When President Clinton came to Orrin Hatch in 1993 to ask his opinion regarding a nominee (Ruth Bader Ginsburg) to replace Byron White, and the following year, when he consulted with Hatch before nominating Stephen Breyer to replace Harry Blackmun, the Democrats held the majority in the Senate, with one more seat than the Republicans hold today. If the Democrats played by President Bush's playbook, they could have rammed through two wild-eyed liberal activists who would've outlawed straight white men over 40 (whew! I'm only 3 out of 4!), but instead he chose to get the advice and consent of the Senate, including the minority party.
That is precisely what the American people — and our Constitution — demand of a President.

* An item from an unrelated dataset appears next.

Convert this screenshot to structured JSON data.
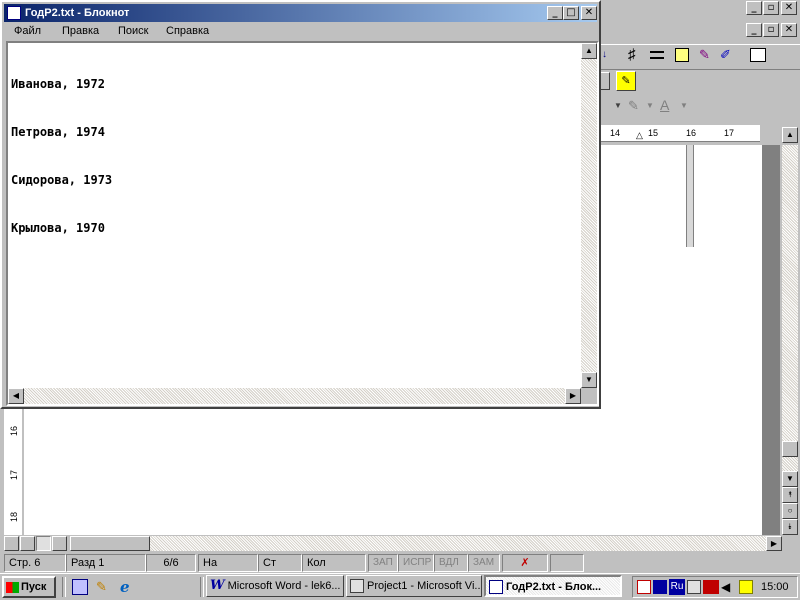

I posted a challenge to President Bush's judicial nominees, back when we were only talking about appellate courts. In a nutshell, prove that you will listen and consider both sides of a complex issue, not prejudging it or dismissing one side as coming from another planet. As for the so-called "Constitutional option" of eliminating filibusters on judicial nominations, violating the rules of the Senate by ramming through a rules change by brute force without the 2/3 majority vote such a change requires, hardly qualifies as a "Constitutional option" in my judgment. If the Republicans want to change the rules of the Senate, let them do it by the established procedure, not by having President Cheney [Dick Cheney is Vice President of the United States, but also President of the Senate] make a transparently false ruling from the chair.
The filibuster has been a part of the Senate since its first session. As for Supreme Court nominees being rejected by the Senate, the first President to suffer that indignity was President George "Dubya" Washington when he nominated John Rutledge as Chief Justice in 1795.
The Republicans need to get over their persecution complex — especially since 7 of the 9 Supreme Court justices were appointed by Republican Presidents — and send a nominee who will treat all parties to a case with respect, and ameliorate [make better] rather than exacerbate [make worse] the political divide in our nation and in our Supreme Court.